Q. Our facility is wrestling with the idea of changing over to a centralized billing office. Is this something we should do? What are the pros and cons?

A: Several of my clients already have, or are undergoing movement to CBO. Among the advantages:

  1. Economies of scale--notably in the follow-up of open accounts
  2. Leverage in negotiating any specialty outsourcing or collection agency rates
  3. Uniformity in policies and procedures for front-end insurance verification requirements, deposit requirements and billing.

Among the disadvantages:

  1. Initial concern over downsizing, and the potential loss of key supervisory or manager type positions
  2. Need to transition from multiple HIS (Hospital Information Systems) to a single system to realize full economies of scale
  3. Initial integration of first pair of facilities (generally less difficult for subsequent additions), although each new acquisition presents its own unique attributes, problems and opportunities.

There is a very thorough and interesting perspective on this topic presented in my new book, The Patient Accounts Management Handbook (Aspen, 1997) in Chapter 22, "Cost Savings and Efficiencies Attained Through Consolidation" (by Steven Kurz, The New York Hospital Care Network).

Q: If we do decide to go with a centralized billing office, how do we approach the unionization factor?

A: Forming a CBO can be tough enough, and unionization adds another factor to consider. One of your first tasks should include preparing an inventory of existing job classifications and functions performed at each of the three hospitals. Second, you'll need to compare and compile the following elements which will factor into your decision-making process:

  1. Volume of admissions, visits, procedures, etc.
  2. Hospital only, or physician billing, too
  3. System(s) in use at the various facilities
  4. Is Admitting and Registration part of the Business Offices at any/all of the hospitals

Next, you'll need to define what your "CBO" will do. The CBO may be a follow- up on open accounts area only, or it may also take on the billing function. Defining what remains locally based at each hospital (e.g., Admitting, Registration, Insurance Verification) may help you allocate "union" positions based on functionality.

This topic is also addressed in my book, The Patient Accounts Management Handbook (Aspen, 1997). Chapter 22, "Cost Savings and Efficiencies Attained Through Consolidation (by Steven Kurz)" provides some additional perspectives on how to deal with union and other factors in the centralization process.

Q: My organization /association is considering compiling statistics on outpatient service reporting. What information would be the most significant to be used as benchmarks?

A: I would like to suggest that you consider recommending to your association that they provide information about how they prepare these tables of values. In using statistical measures that purport to cover regional and national norms, the issuing organization should consider including subdividing the data into the following categories or including definitions to help the reader judge the relevance to their organization:

  1. Regional, local or national compilation
  2. Hospital only; inpatient vs. outpatient (further subdividing ER, clinic, PAT, ambulatory surgery, etc.)
  3. Physician based office visits
  4. Other ambulatory type services
  5. Bed size

In order for the data to be viewed as useful to providers, payers, consultants and vendors, it needs to be considered reliable and valid--meaning that it can be replicated in similar study situations. We see this in the financial operational areas such as Accounts Receivable management data and other cash flow cycle benchmarks.

Q: Our facility is having difficulty collecting payment at the time of service, but I think this is the area we should stress. How can I convince management that this is really the way to go without data to back me up?

A: I think there would be little disagreement in the industry that collection at the time of service is far more effective than after service is rendered. And while many facilities still shun away from embracing this approach, results aren't always available because systems may be limited in how you can encode POS (point-of-service) payments. Unless you have local reporting capability or can use specific transaction codes, there is less likelihood that you'll be able to get comparable measures across localities, regions or nationally.

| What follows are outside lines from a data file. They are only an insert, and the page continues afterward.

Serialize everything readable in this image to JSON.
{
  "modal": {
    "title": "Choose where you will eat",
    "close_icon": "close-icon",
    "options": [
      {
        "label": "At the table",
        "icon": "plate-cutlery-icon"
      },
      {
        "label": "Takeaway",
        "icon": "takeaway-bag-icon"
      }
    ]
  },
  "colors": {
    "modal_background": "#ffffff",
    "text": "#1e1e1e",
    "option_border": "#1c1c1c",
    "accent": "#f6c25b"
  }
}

In my book, The Patient Accounts Management Handbook (Aspen, 1997), Part IV, "Where Cash is King: The Collection Cycle," there are three chapters that do put some percentages and descriptors on the efficacy of POS collections. Chuck Lund's Chapter 14 (The Self-Paying Patient) and Lawrence Friia's Chapter 15 (Following-up on Patient Accounts--Employing New Technologies) will give you some basis for estimating the percentage of collectibility at the time of service. Deborah Shapiro in Chapter 13 (Ensuring Cash Flow) provides an effective lead-in to Chuck's and Larry's strategies by focusing on various ratios and payer specific problems.

Q: How can we determine how many full-time employees are really necessary for billing and follow-up? Are there guidelines?

I caution providers about using so-called "averages" or standards. While they should be used as part of the benchmarking process, I prefer to apply "tests of reasonableness" to each situation, and then compare them to a reported standard. For example, in today's market you should have very few "billers," especially if you are billing electronically. Follow-up is a different story, and I prefer to see providers devote more resources to follow-up.

Actually staffing should consider how many open accounts there are by payer, and then weigh that against the total number of accounts in the aggregate (i.e., A/R effectiveness). If your "clean claiming" results in timely payment, assign fewer staff. More staffing for slow payers, or those who have placed more administrative burdens in your way, or if the payer has certain prescribed manual or electronic procedures to follow to secure payment. Finally, be reasonable: 2,000 accounts per staff for follow-up may be okay if you don't expect them to work each account every month, if each follow-up tasks 10-15 minutes.

Q: What are some basic things we should look out for or consider when reorganizing our Patient Financial Services department? What things (ie. Physician billing, etc.) should remain separate, if any?

A: Here are several factors to consider when re-organizing your department that have worked well for my clients in similar situations.

  1. There are differences in hospital (and hospital-based clinic) vs. physician A/R that suggest keeping the functions separated even if at the same location.
  2. Today, billing should have fewer staff if you have most billing done electronically. Given your high managed care financial class mix, be certain you have allocated sufficient staff if you have to issue paper UB-92's.
  3. I prefer follow-up based on financial class and insurance plan; however, co-mingling of inpatient and hospital-based clinics is okay especially if you are planning on working accounts from "high to low" balances--which is more effective than alpha splits--especially with large volumes of open accounts.
  4. Physician billing and follow-up should be separated when systems are different--but follow-up can follow the same guidelines as noted for hospitals.
  5. The "customer call center" makes for good customer service as they receive and handle incoming calls--but be certain you have some self-pay collection follow-up given the sizeable percentage of A/R in this category.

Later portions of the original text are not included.